FDA Issues Complete Response Letter for Iclaprim

The US Food and Drug Administration (FDA) has issued a Complete Response Letter (CRL) to Motif Bio for iclaprim. The FDA's decision to not approve iclaprim for the treatment of acute bacterial skin and skin structure infections (ABSSI) was based on the need for additional data, according to the letter.

Iclaprim has a targeted Gram-positive spectrum of activity, which can decrease the use of broad-spectrum antibiotics to avoid resistance build-up, and reduce the impact on the microbiome. According to the FDA, more data is needed to evaluate the risk for liver toxicity before the approval of the New Drug Application.

According to an announcement by Motif Bio, the company will request a meeting with the FDA to determine a possible course of action to address the FDA's concerns.

"We are disappointed for patients and providers seeking an alternative antibiotic to treat ABSSSI. We intend to request a meeting with the FDA, which typically should occur within approximately 30-45 days, to discuss the CRL. We look forward to working with the Agency to discuss options to advance iclaprim towards approval," Graham Lumsden, chief executive officer of Motif Bio, said in a statement.

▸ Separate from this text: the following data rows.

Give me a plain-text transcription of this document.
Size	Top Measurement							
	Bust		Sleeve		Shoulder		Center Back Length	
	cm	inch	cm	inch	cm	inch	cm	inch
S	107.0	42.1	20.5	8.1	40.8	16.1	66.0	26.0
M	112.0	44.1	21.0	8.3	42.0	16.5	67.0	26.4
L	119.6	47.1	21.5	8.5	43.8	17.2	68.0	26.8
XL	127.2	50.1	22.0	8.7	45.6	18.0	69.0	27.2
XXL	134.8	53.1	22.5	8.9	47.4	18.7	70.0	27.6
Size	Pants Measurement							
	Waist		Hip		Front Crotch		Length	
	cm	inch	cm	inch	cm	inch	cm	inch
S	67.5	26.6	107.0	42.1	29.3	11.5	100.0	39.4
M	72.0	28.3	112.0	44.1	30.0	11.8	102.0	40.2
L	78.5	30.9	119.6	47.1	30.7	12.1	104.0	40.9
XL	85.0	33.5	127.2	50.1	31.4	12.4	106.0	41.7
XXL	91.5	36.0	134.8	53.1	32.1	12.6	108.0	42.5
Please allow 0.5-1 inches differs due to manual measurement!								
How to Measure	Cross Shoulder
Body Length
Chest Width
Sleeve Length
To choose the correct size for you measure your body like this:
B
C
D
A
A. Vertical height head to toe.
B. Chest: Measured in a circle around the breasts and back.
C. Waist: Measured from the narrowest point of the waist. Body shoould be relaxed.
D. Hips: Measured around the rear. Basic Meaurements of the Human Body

Iclaprim was evaluated in 2 phase 3 studies, REVIVE-1 and REVIVE-2 clinical trials which included a total of 593 patients who were treated with iclaprim and 605 who were treated vancomycin. In both trials, the drug was administered intravenously at a fixed dose.

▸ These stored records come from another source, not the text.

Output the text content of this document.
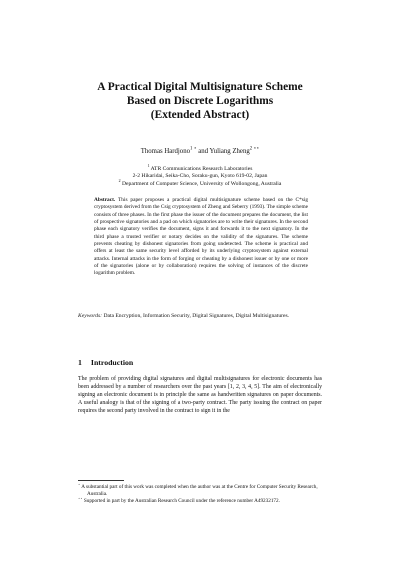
A Practical Digital Multisignature Scheme
Based on Discrete Logarithms
(Extended Abstract)
Thomas Hardjono$^{1 ⋆}$ and Yuliang Zheng$^{2 ⋆⋆}$
$^1$ ATR Communications Research Laboratories
2-2 Hikaridai, Seika-Cho, Soraku-gun, Kyoto 619-02, Japan
$^2$ Department of Computer Science, University of Wollongong, Australia
Abstract. This paper proposes a practical digital multisignature scheme based on the C*sig cryptosystem derived from the Csig cryptosystem of Zheng and Seberry (1993). The simple scheme consists of three phases. In the first phase the issuer of the document prepares the document, the list of prospective signatories and a pad on which signatories are to write their signatures. In the second phase each signatory verifies the document, signs it and forwards it to the next signatory. In the third phase a trusted verifier or notary decides on the validity of the signatures. The scheme prevents cheating by dishonest signatories from going undetected. The scheme is practical and offers at least the same security level afforded by its underlying cryptosystem against external attacks. Internal attacks in the form of forging or cheating by a dishonest issuer or by one or more of the signatories (alone or by collaboration) requires the solving of instances of the discrete logarithm problem.
Keywords: Data Encryption, Information Security, Digital Signatures, Digital Multisignatures.
1 Introduction
The problem of providing digital signatures and digital multisignatures for electronic documents has been addressed by a number of researchers over the past years [1, 2, 3, 4, 5]. The aim of electronically signing an electronic document is in principle the same as handwritten signatures on paper documents. A useful analogy is that of the signing of a two-party contract. The party issuing the contract on paper requires the second party involved in the contract to sign it in the
⋆ A substantial part of this work was completed when the author was at the Centre for Computer Security Research, Australia.
⋆⋆ Supported in part by the Australian Research Council under the reference number A49232172.
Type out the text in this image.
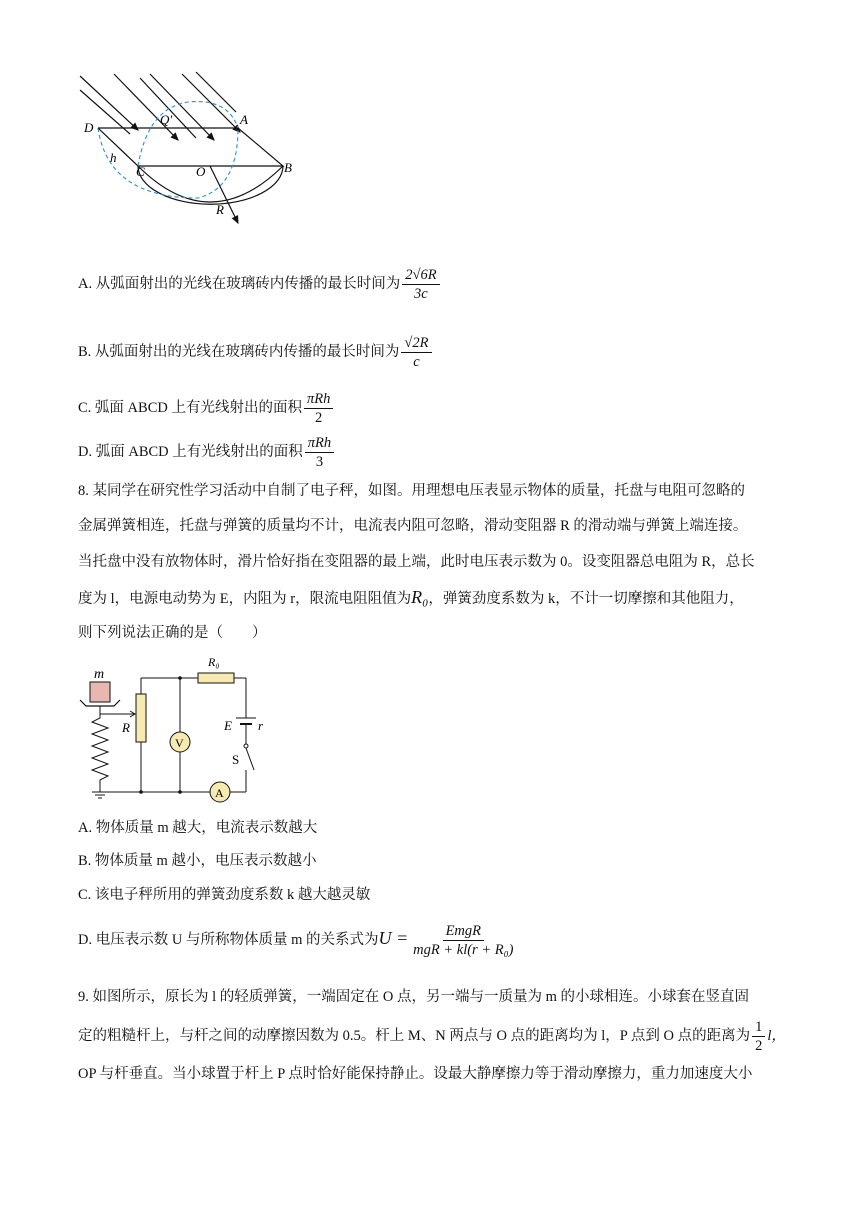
D
Q′	A
h
C	O	B
R
A. 从弧面射出的光线在玻璃砖内传播的最长时间为 $\frac{2√6R}{3c}$
B. 从弧面射出的光线在玻璃砖内传播的最长时间为 $\frac{√2R}{c}$
C. 弧面 ABCD 上有光线射出的面积 $\frac{\text{πRh}}{2}$
D. 弧面 ABCD 上有光线射出的面积 $\frac{\text{πRh}}{3}$
8. 某同学在研究性学习活动中自制了电子秤，如图。用理想电压表显示物体的质量，托盘与电阻可忽略的
金属弹簧相连，托盘与弹簧的质量均不计，电流表内阻可忽略，滑动变阻器 R 的滑动端与弹簧上端连接。
当托盘中没有放物体时，滑片恰好指在变阻器的最上端，此时电压表示数为 0。设变阻器总电阻为 R，总长
度为 l，电源电动势为 E，内阻为 r，限流电阻阻值为R₀，弹簧劲度系数为 k，不计一切摩擦和其他阻力，
则下列说法正确的是（　　）
m
R
R₀
E r
S
V
A
A. 物体质量 m 越大，电流表示数越大
B. 物体质量 m 越小，电压表示数越小
C. 该电子秤所用的弹簧劲度系数 k 越大越灵敏
D. 电压表示数 U 与所称物体质量 m 的关系式为$U = \frac{\text{EmgR}}{\text{mgR + kl(r + R₀)}}$
9. 如图所示，原长为 l 的轻质弹簧，一端固定在 O 点，另一端与一质量为 m 的小球相连。小球套在竖直固
定的粗糙杆上，与杆之间的动摩擦因数为 0.5。杆上 M、N 两点与 O 点的距离均为 l，P 点到 O 点的距离为 $\frac{1}{2}$ l，
OP 与杆垂直。当小球置于杆上 P 点时恰好能保持静止。设最大静摩擦力等于滑动摩擦力，重力加速度大小
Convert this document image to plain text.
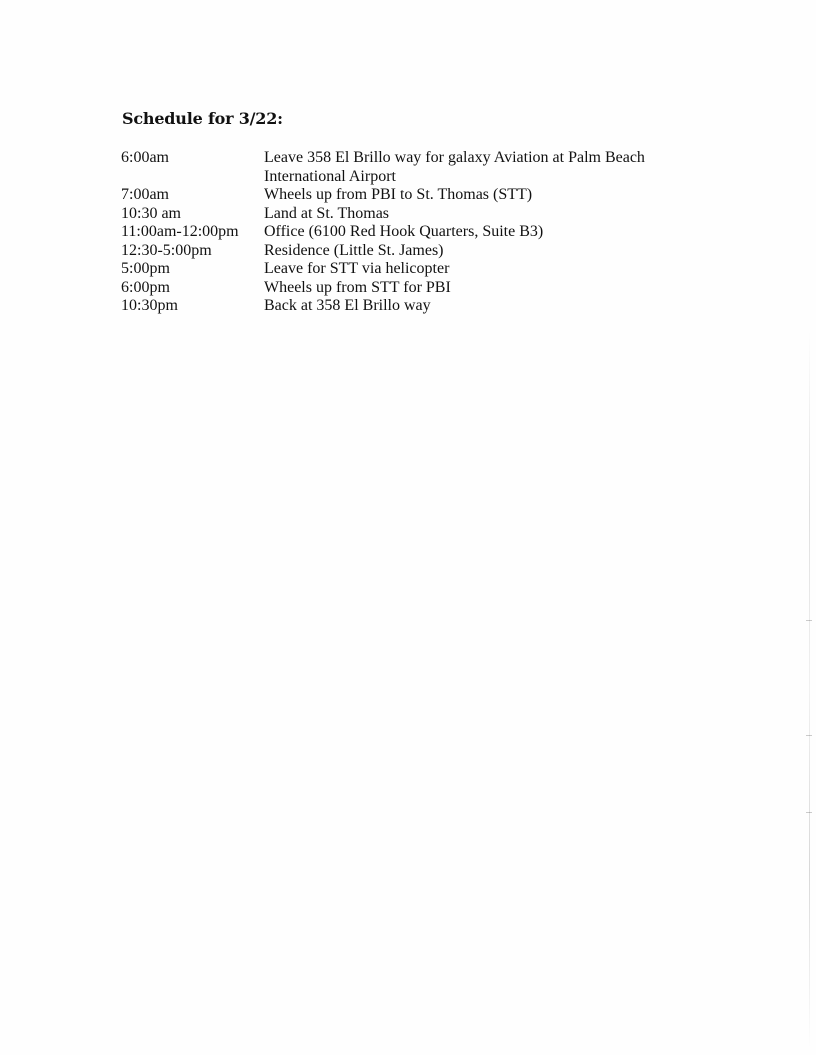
Schedule for 3/22:
6:00am	Leave 358 El Brillo way for galaxy Aviation at Palm Beach International Airport
7:00am	Wheels up from PBI to St. Thomas (STT)
10:30 am	Land at St. Thomas
11:00am-12:00pm	Office (6100 Red Hook Quarters, Suite B3)
12:30-5:00pm	Residence (Little St. James)
5:00pm	Leave for STT via helicopter
6:00pm	Wheels up from STT for PBI
10:30pm	Back at 358 El Brillo way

In the REVIVE-1 and REVIVE-2 trials, iclaprim achieved the primary endpoint of non-inferiority (10% margin) when compared to vancomycin 48 to 72 hours after the start of administration of the study drug, in the intent-to-treat patient population.

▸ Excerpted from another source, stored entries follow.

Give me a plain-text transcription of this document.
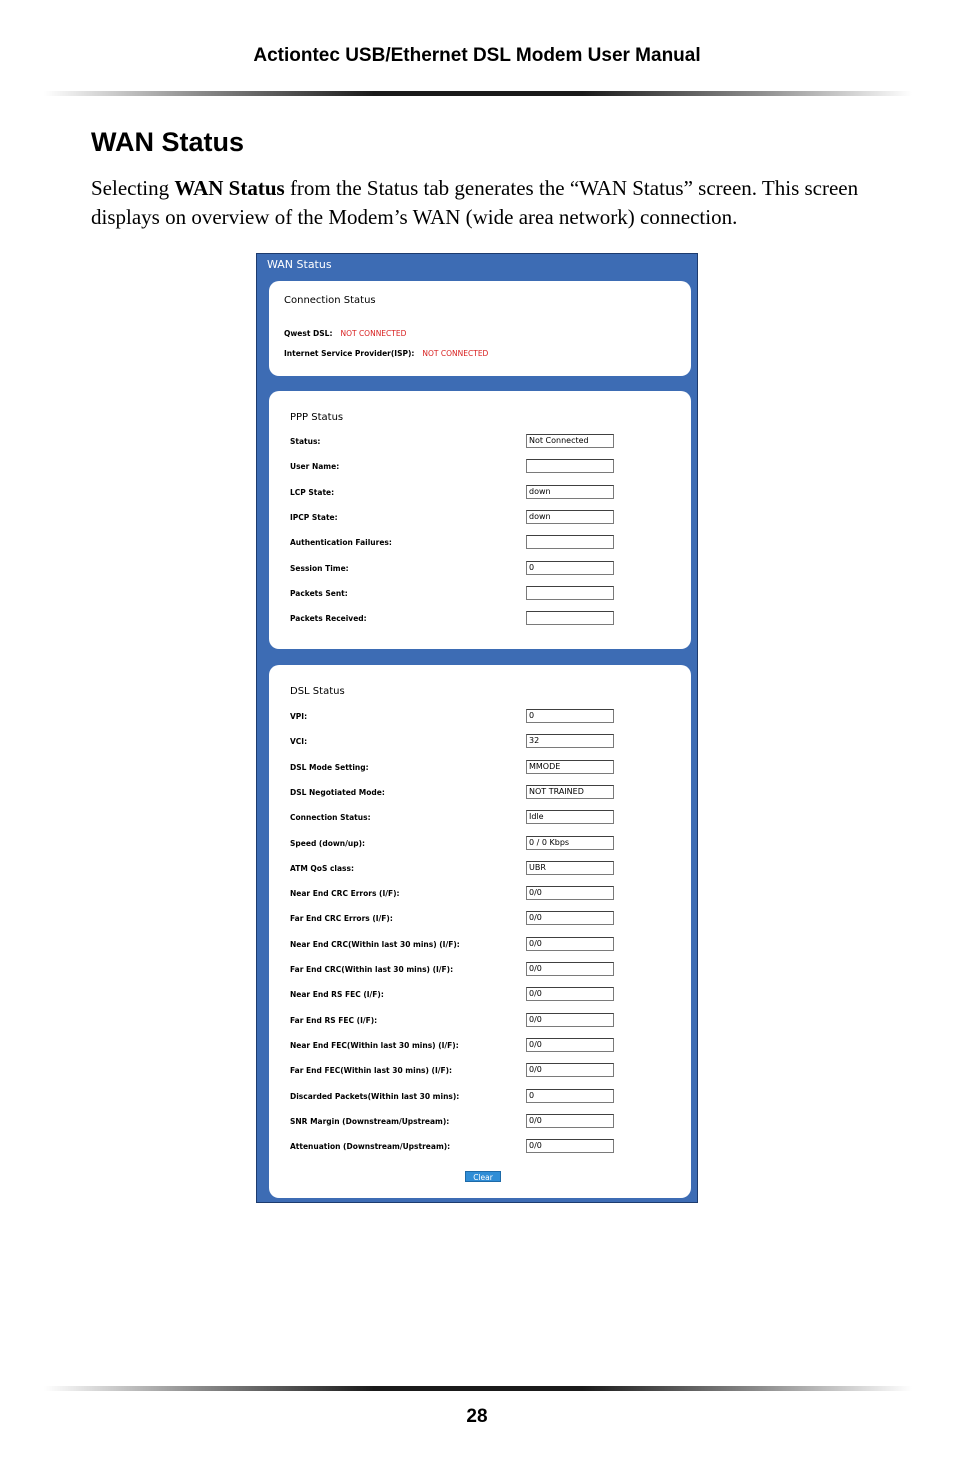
Actiontec USB/Ethernet DSL Modem User Manual
WAN Status
Selecting WAN Status from the Status tab generates the “WAN Status” screen. This screen displays on overview of the Modem’s WAN (wide area network) connection.
WAN Status
Connection Status
Qwest DSL: NOT CONNECTED
Internet Service Provider(ISP): NOT CONNECTED
PPP Status
Status:	Not Connected
User Name:
LCP State:	down
IPCP State:	down
Authentication Failures:
Session Time:	0
Packets Sent:
Packets Received:
DSL Status
VPI:	0
VCI:	32
DSL Mode Setting:	MMODE
DSL Negotiated Mode:	NOT TRAINED
Connection Status:	Idle
Speed (down/up):	0 / 0 Kbps
ATM QoS class:	UBR
Near End CRC Errors (I/F):	0/0
Far End CRC Errors (I/F):	0/0
Near End CRC(Within last 30 mins) (I/F):	0/0
Far End CRC(Within last 30 mins) (I/F):	0/0
Near End RS FEC (I/F):	0/0
Far End RS FEC (I/F):	0/0
Near End FEC(Within last 30 mins) (I/F):	0/0
Far End FEC(Within last 30 mins) (I/F):	0/0
Discarded Packets(Within last 30 mins):	0
SNR Margin (Downstream/Upstream):	0/0
Attenuation (Downstream/Upstream):	0/0
Clear
28
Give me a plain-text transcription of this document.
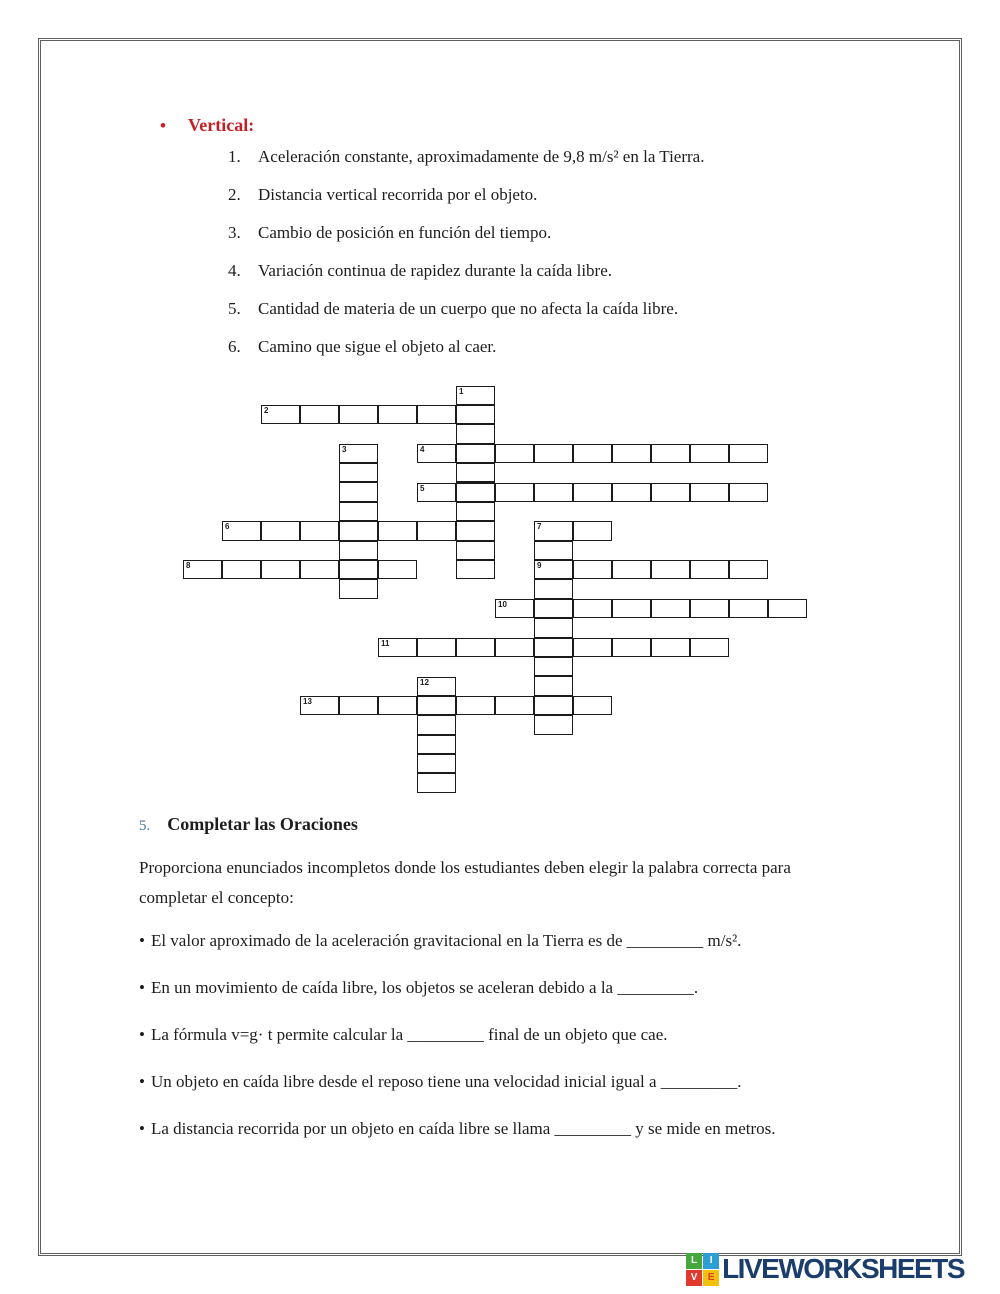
• Vertical:
1.	Aceleración constante, aproximadamente de 9,8 m/s² en la Tierra.
2.	Distancia vertical recorrida por el objeto.
3.	Cambio de posición en función del tiempo.
4.	Variación continua de rapidez durante la caída libre.
5.	Cantidad de materia de un cuerpo que no afecta la caída libre.
6.	Camino que sigue el objeto al caer.
1
2
3	4
5
6	7
8	9
10
11
12
13
5. Completar las Oraciones
Proporciona enunciados incompletos donde los estudiantes deben elegir la palabra correcta para completar el concepto:
• El valor aproximado de la aceleración gravitacional en la Tierra es de _________ m/s².
• En un movimiento de caída libre, los objetos se aceleran debido a la _________.
• La fórmula v=g· t permite calcular la _________ final de un objeto que cae.
• Un objeto en caída libre desde el reposo tiene una velocidad inicial igual a _________.
• La distancia recorrida por un objeto en caída libre se llama _________ y se mide en metros.
L	I
V	E LIVEWORKSHEETS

In the pooled analysis, iclaprim was found to be well tolerated with most adverse events categorized as mild or moderate. According to the company, no patients in the iclaprim group had clinically significant creatinine increases compared to 7 cases reported in the vancomycin group.

“Iclaprim is an antibiotic from an underutilized mechanism of action (trimethoprim is the only US Food and Drug Administration (FDA)-approved dihydrofolate reductase inhibitor); is rapidly bactericidal against nonsusceptible Methicillin-resistant Staphylococcus aureus (MRSA) isolates/strains to vancomycin, linezolid, and daptomycin; suppresses bacterial exotoxin production; and is not nephrotoxic and thus does not require renal dose adjustment,” David Huang, MD, PhD, chief medical officer of Motif Bio said in a previous interview with Contagion®.

Iclaprim was granted Qualified Infectious Disease Product (QIDP) designation and fast track status for the treatment of ABSSSI. Under the Generating Antibiotic Incentives Now Act, if the drug is approved will be eligible for 10 years of market exclusivity in the United States from the date of first approval.